Gros kis s à Paola, petite bise à Philippe

L’abdication d’Albert II fut un moment d’une grande intensité marqué par le gros kiss d’Albert à Paola et l’accolade à Philippe.

«Mais quel beau mariage! » s’exclame un rigolo dans la salle du Trône quelques instants avant l’entrée de la famille royale. Et c’est vrai qu’il y a un peu de ça au cours de cette cérémonie d’abdication exceptionnelle, la seconde seulement depuis la naissance de la Belgique.

250 personnes, environ. Les hommes sont sapés comme des milords, les dames sont d’un chic rare. Il y a là le gratin du gratin politique belge : ministres, présidents d’assemblée, députés, sénateurs. Tiens, Hoyos, Lutgen, Magnette et Michel taillent une bavette ensemble. Tout comme Guy Verhofstadt et Jean-Luc Dehaene qui s’échangent sans doute quelques souvenirs de Premiers.

Le gouvernement fédéral est là au grand complet. Derrière la table et quatre chaises. Elles accueilleront Albert, Philippe, Elio Di Rupo et Annemie Turtelboom qui, en tant que ministre de la Justice, actera l’abdication d’Albert en faveur de son fils.

Voilà le roi Albert II, détendu, bien plus que Philippe, visiblement crispé par l’importance de ce moment historique.

C’est lui qui prend d’abord la parole. En Flamand. Pour avant tout remercier tous les partis qui ont participé à la sixième réforme de l’État et surtout Elio Di Rupo «qui a accepté et accompli avec succès la difficile mission de former ce gouvernement, et qui ensuite, avec les vice-Premiers ministres et tout le Gouvernement, a pris les mesures nécessaires pour, dans des conditions difficiles, préserver au mieux le bien-être de tous les Belges ».

«La Belgique se modernise et je m’en félicite », ajoute-t-il. Avant de remercier également l’opposition, sans laquelle «il n’y a pas de démocratie digne de ce nom ».

Un moment sympa et chargé d’émotion

Mais le climax de cette cérémonie d’abdication qui fera le bonheur de la twittosphère, c’est évidemment le moment où Albert s’adresse à la reine en dérogeant un peu au protocole « Quant à la Reine Paola, qui m’a constamment soutenu dans ma tâche durant ces 20 années, je voudrais simplement lui dire merci… et un gros kiss ».

Un gros kiss! Ça si c’est pas de la machine à buzz. Les tee-shirts et les autocollants sont déjà en production, c’est sûr. La formule restera.

Tonnerre d’applaudissements pour ce petit mot qui vient du cœur et qui fait verser à Paola une petite larme..

Et puis, il y a le mot, enfin, pour le fiston, qu’il tutoie.

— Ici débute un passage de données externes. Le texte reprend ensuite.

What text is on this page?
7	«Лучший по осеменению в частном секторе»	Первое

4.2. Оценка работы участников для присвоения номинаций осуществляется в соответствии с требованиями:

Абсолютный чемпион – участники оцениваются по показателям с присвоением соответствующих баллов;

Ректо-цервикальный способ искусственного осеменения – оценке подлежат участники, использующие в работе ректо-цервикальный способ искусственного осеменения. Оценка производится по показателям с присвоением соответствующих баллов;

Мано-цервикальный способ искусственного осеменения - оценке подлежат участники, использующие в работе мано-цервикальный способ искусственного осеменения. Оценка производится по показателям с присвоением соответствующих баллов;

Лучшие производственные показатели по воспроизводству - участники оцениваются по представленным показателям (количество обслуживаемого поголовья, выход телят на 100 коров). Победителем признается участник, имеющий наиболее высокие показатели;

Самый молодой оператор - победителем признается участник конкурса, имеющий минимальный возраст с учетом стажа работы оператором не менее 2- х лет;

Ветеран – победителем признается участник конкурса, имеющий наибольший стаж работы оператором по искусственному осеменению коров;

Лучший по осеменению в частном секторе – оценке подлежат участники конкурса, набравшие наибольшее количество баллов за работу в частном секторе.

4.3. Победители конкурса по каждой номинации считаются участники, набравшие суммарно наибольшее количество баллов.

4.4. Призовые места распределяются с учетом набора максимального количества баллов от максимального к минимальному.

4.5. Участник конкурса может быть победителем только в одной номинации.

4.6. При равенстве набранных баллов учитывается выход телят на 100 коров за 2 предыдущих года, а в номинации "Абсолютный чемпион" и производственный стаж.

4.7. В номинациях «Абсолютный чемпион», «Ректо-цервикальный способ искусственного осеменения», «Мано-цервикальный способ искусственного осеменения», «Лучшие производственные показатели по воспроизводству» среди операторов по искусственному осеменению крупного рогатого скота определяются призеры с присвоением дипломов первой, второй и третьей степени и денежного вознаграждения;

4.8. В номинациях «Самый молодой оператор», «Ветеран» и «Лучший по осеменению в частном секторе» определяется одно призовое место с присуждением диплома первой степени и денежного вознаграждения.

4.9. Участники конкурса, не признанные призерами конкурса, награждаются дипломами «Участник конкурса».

« Philippe, tu as toutes les qualités de cœur et d’intelligence pour très bien servir notre pays dans tes nouvelles responsabilités. Toi-même et ta chère épouse Mathilde, avez toute notre confiance. Ta mère et moi formons le vœu ardent de plein succès dans cette tâche à laquelle tu es bien préparé ». Une phrase qui sonne comme une justification à l’égard de tous ceux qui en doutaient .

Et renforcée par une accolade entre le père et le fils qui restera dans les mémoires parce qu’unique. Mathilde, elle aussi, l’a bien compris, et fait, comme sa belle-maman, discrètement couler son Rimmel.

Elio Di Rupo prend alors la parole, lui aussi pour des remerciements appuyés à Albert qu’il qualifie de «très grand chef d’État »

Puis Albert prend son stylo. Et signe l’abdication qu’il avait annoncée le 3 juillet dernier.

Le Premier et les vice-Premiers contresignent. En tout, 14 témoins officiels.

L’ovation de tous les invités est longue et chaleureuse. Chacun étant conscient d’avoir assisté à un bout d’histoire du pays.

Albert sort alors de la salle du Trône, suivi de Philippe et de toute la famille.

Direction, le Parlement pour la prestation de serment.

Un roi part après 20 ans de règne, un autre arrive.

Albert quitte le Palais sereinement, avec le sentiment du devoir accompli.

Et envoie un gros kiss au peuple belge.